Texas employees who leave a position of employment for military duty have the right to be reemployed in their previous job or a position of similar seniority, status, and pay, provided they are still qualified to perform the duties of this position. If they are not qualified due to a disability sustained during service, reasonable efforts must be made to accommodate the disability or to reemploy them in a position they are qualified to perform.

Texas Government Code, Chapter 437 (State Militia), Subchapter F. Leave of Absence for Certain State Officers and Employees
This statute provides leave of absence rights for state officers and employees who are members of the state militia or armed forces reserve.

State officers and employees who are members of the state militia or the armed forces reserve are entitled to a leave of absence from their state employment without loss of time, efficiency rating, vacation time, or salary when engaged in authorized training or duty ordered by proper authority. The leave of absence is limited to 15 days each federal fiscal year.

Texas Education Code, Chapter 51. Military Leave for Students
This statute addresses the rights of students who are members of the Texas National Guard, Texas State Guard, reserve component of the U.S. armed forces, or a member of a state or federally authorized Urban Search and Rescue Team to a leave of absence from their studies for military service.

Students who are members of the aforementioned military organizations are entitled to a leave of absence from their studies for the period of time they are engaged in authorized training or duty. They must be allowed to withdraw or be granted a grade in courses without penalty.
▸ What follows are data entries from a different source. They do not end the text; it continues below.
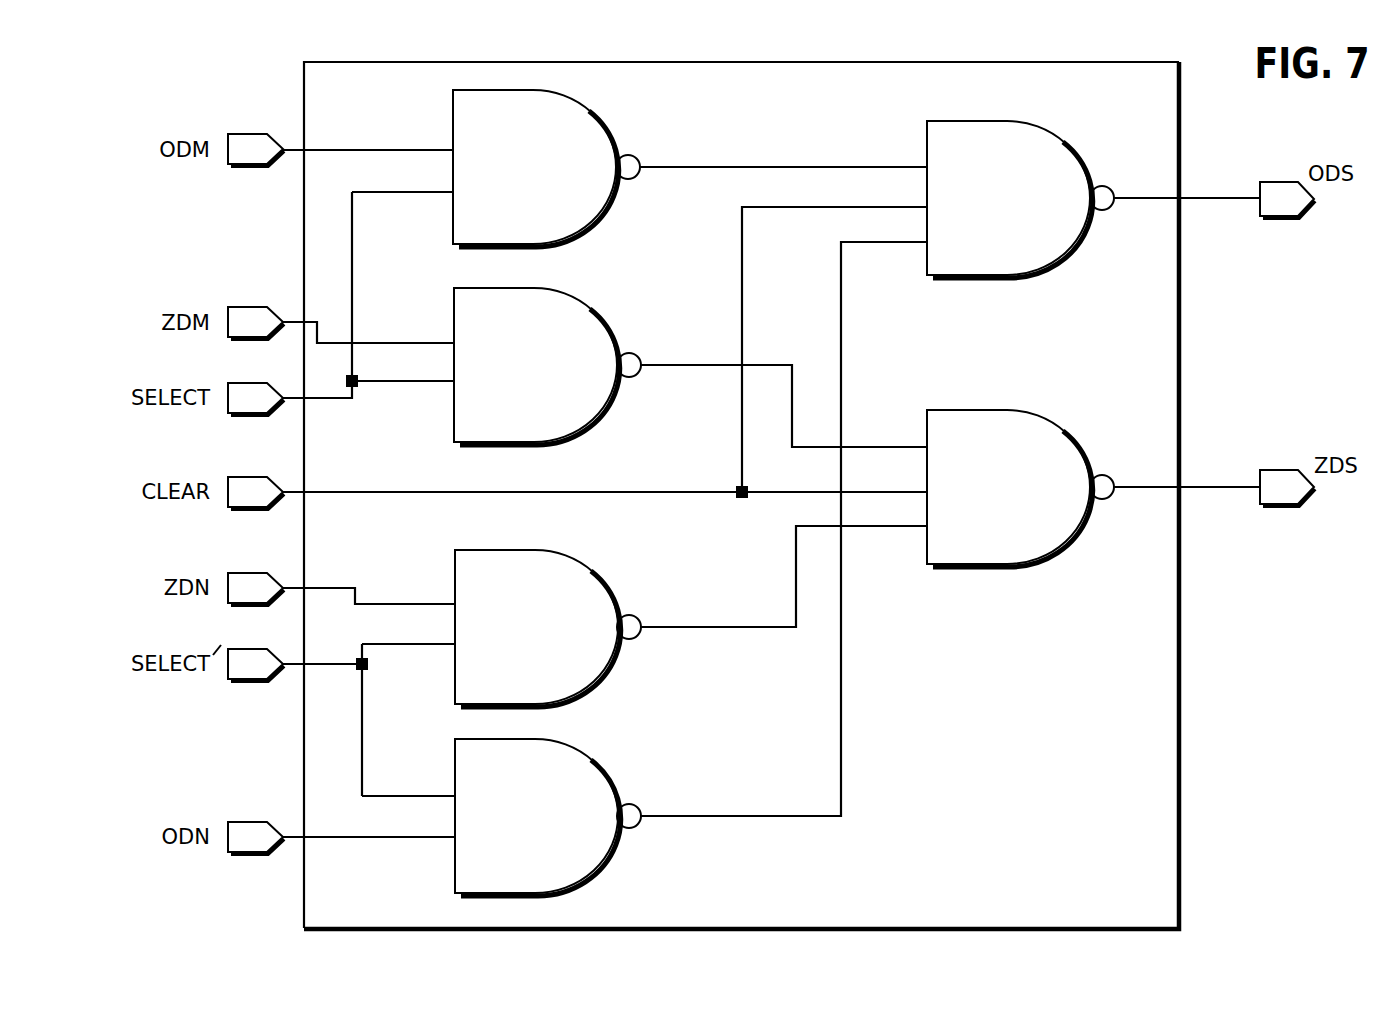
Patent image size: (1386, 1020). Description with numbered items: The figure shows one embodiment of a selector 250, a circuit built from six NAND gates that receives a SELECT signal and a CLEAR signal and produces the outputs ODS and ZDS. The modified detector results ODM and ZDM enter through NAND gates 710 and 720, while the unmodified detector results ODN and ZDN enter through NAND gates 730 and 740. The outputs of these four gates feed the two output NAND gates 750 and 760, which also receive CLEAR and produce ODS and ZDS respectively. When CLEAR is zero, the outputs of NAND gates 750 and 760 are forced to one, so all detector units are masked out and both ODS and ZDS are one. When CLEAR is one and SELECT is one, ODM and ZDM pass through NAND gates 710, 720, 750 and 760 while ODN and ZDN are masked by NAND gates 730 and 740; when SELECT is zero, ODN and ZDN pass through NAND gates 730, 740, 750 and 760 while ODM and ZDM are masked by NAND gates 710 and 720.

The selector 250 is at (1130, 107).
The NAND gate 710 is at (546, 168).
The NAND gate 720 is at (547, 366).
The NAND gate 730 is at (548, 628).
The NAND gate 740 is at (548, 817).
The NAND gate 750 is at (1020, 199).
The NAND gate 760 is at (1020, 488).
Upon completion of military service, they have the right to be readmitted and reenrolled without having to reapply or pay additional application fees.

Federal Statutes & Rules

Uniformed Services Employment and Reemployment Rights Act (USERRA) - 38 U.S.C. §4301 et seq.
USERRA is the primary federal statute that protects the employment and reemployment rights of U.S. service members and veterans.

USERRA ensures that individuals who serve or have served in the Armed Forces, Reserve, National Guard, or other uniformed services are not disadvantaged in their civilian careers because of their service. It mandates that they should be promptly reemployed in their civilian jobs upon return from duty with the same seniority, status, and pay, as well as other rights and benefits determined by seniority. USERRA applies to all U.S. employers, both public and private, and includes protection against discrimination based on military service or obligation. The Act provides for reemployment rights for up to five years of military leave, with certain exceptions allowing for longer periods. It also requires employers to make reasonable accommodations for any service-connected disabilities. If a service member is unable to qualify for their previous position, they must be offered an alternative position that is the nearest approximation to the original position in terms of status and pay. USERRA also addresses health and pension benefits, ensuring coverage during certain periods of military service and clarifying the rights to pension plan benefits. The Act outlines specific time frames within which service members must return to work or apply for reemployment after military service, which varies depending on the length of military service. Additionally, USERRA obligates service members to provide their employers with advance notice of military service, with some exceptions.